Complex multi-step editing from single-step training
Trained only on single-sentence edits, but handles complex chained instructions flawlessly thanks to Chain-of-Thought data in the understanding stage.

(Examples in Figure 5 of the paper are genuinely impressive)

Frequently Asked Questions (FAQ)

Q: Is EMMA open-source yet?
Not yet. The project page (https://emma-umm.github.io/emma/) is live and the authors say “code & weights coming soon”. Fingers crossed for Apache 2.0.

Q: How fast is inference on consumer GPUs?
Thanks to only ~1024 visual tokens, a single RTX 4090 can run text-to-image and editing comfortably.
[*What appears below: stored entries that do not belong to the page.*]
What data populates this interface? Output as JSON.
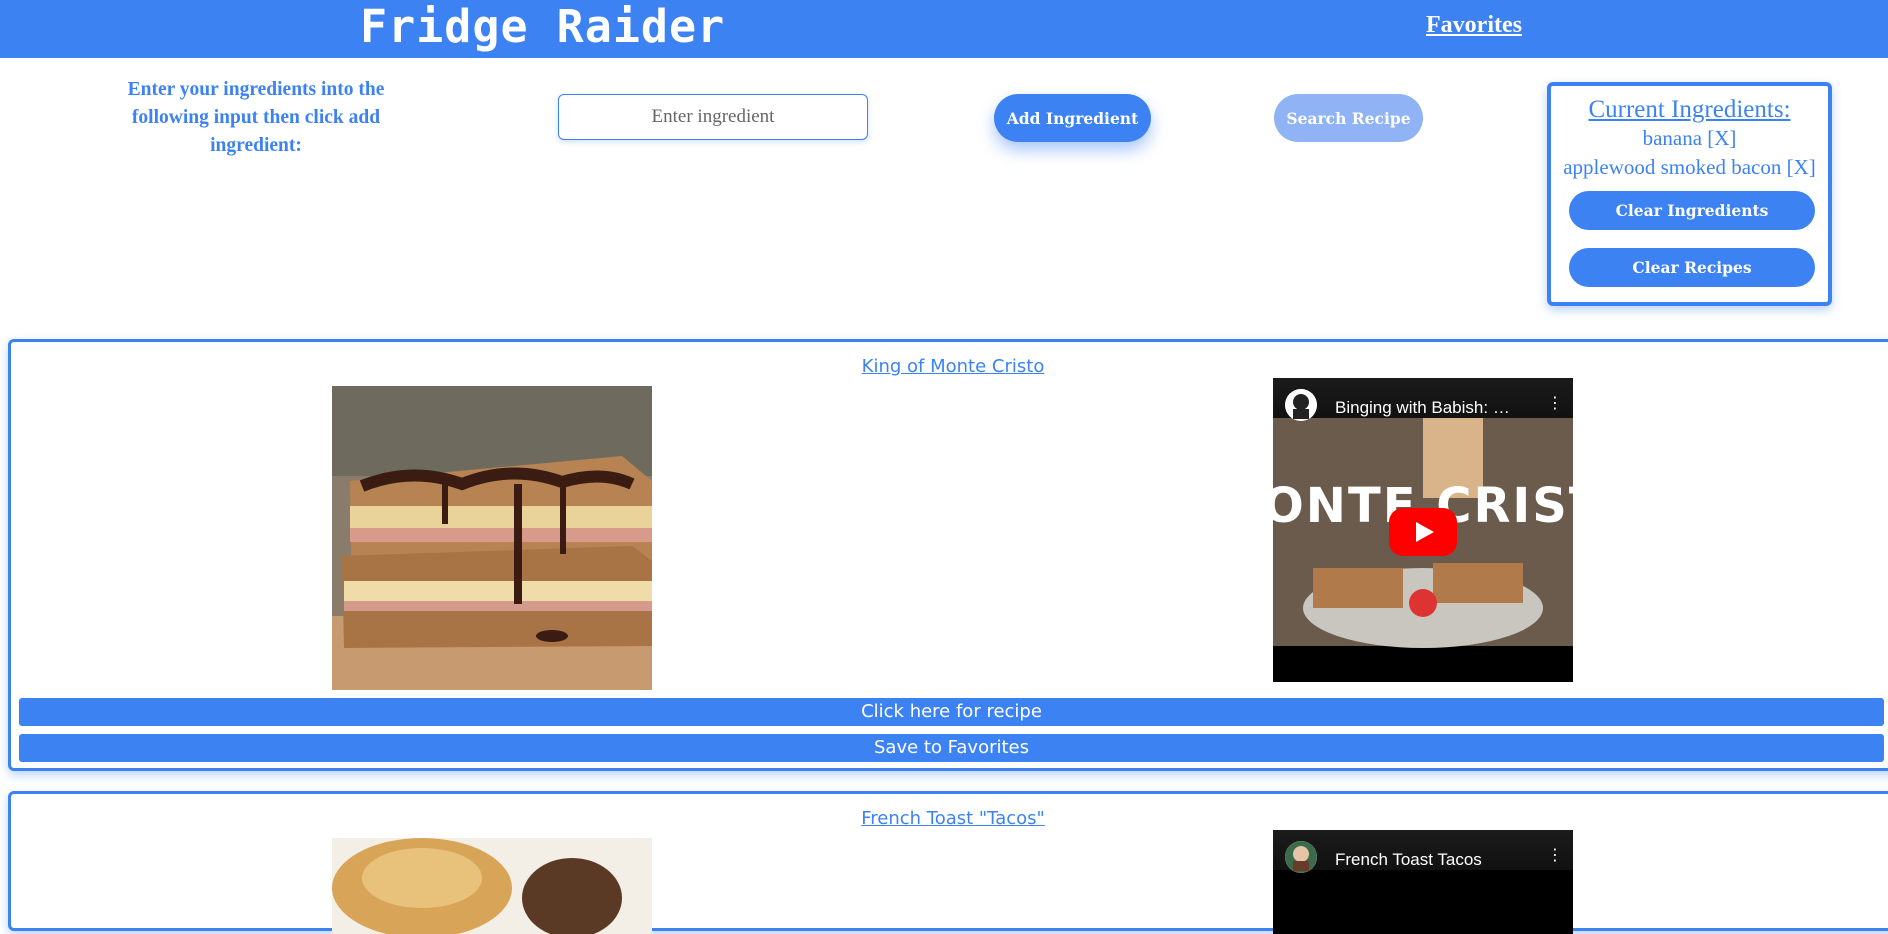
{
  "header": {
    "brand": "Fridge Raider",
    "favorites_link": "Favorites"
  },
  "controls": {
    "instructions": "Enter your ingredients into the following input then click add ingredient:",
    "ingredient_placeholder": "Enter ingredient",
    "add_button": "Add Ingredient",
    "search_button": "Search Recipe"
  },
  "ingredients_panel": {
    "title": "Current Ingredients:",
    "items": [
      "banana [X]",
      "applewood smoked bacon [X]"
    ],
    "clear_ingredients": "Clear Ingredients",
    "clear_recipes": "Clear Recipes"
  },
  "recipes": [
    {
      "title": "King of Monte Cristo",
      "video_title": "Binging with Babish: Monte Cristo",
      "video_overlay_text": "ONTE CRIST",
      "recipe_button": "Click here for recipe",
      "save_button": "Save to Favorites"
    },
    {
      "title": "French Toast \"Tacos\"",
      "video_title": "French Toast Tacos"
    }
  ],
  "colors": {
    "primary": "#3d82f3",
    "disabled": "#8fb3f5",
    "youtube_red": "#ff0000"
  }
}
The paper claims ~3–5× faster than BAGEL-7B on the same hardware.

Q: How does raw image quality compare to FLUX or Qwen-Image?
Pure text-to-image aesthetics are slightly behind top-tier diffusion specialists (32× VAE is aggressive), but the gap is surprisingly small, and the unified understanding + editing ability is unmatched.

Q: Will there be 8B/13B versions?
The entire paper is framed as “proof of efficiency-first design”. Since 4B already outperforms 7B competitors, larger versions are almost certainly in the pipeline.

Final Thoughts

EMMA proves you don’t need 13B parameters, 8k visual tokens, or billions of synthetic editing pairs to dominate multimodal benchmarks.

Sometimes the biggest leaps come from asking the right question:
“How little can we get away with while still winning?”

The answer, apparently, is “a lot less than everyone thought.”

If you’re building agents, creative tools, or any product that needs to see, reason, draw, and edit — keep an eye on this repo. When the weights drop, the entire open-source multimodal landscape is going to feel it.

Project page (highly recommended): https://emma-umm.github.io/emma/
Paper: https://arxiv.org/abs/2512.04810

2025 just got a lot more interesting.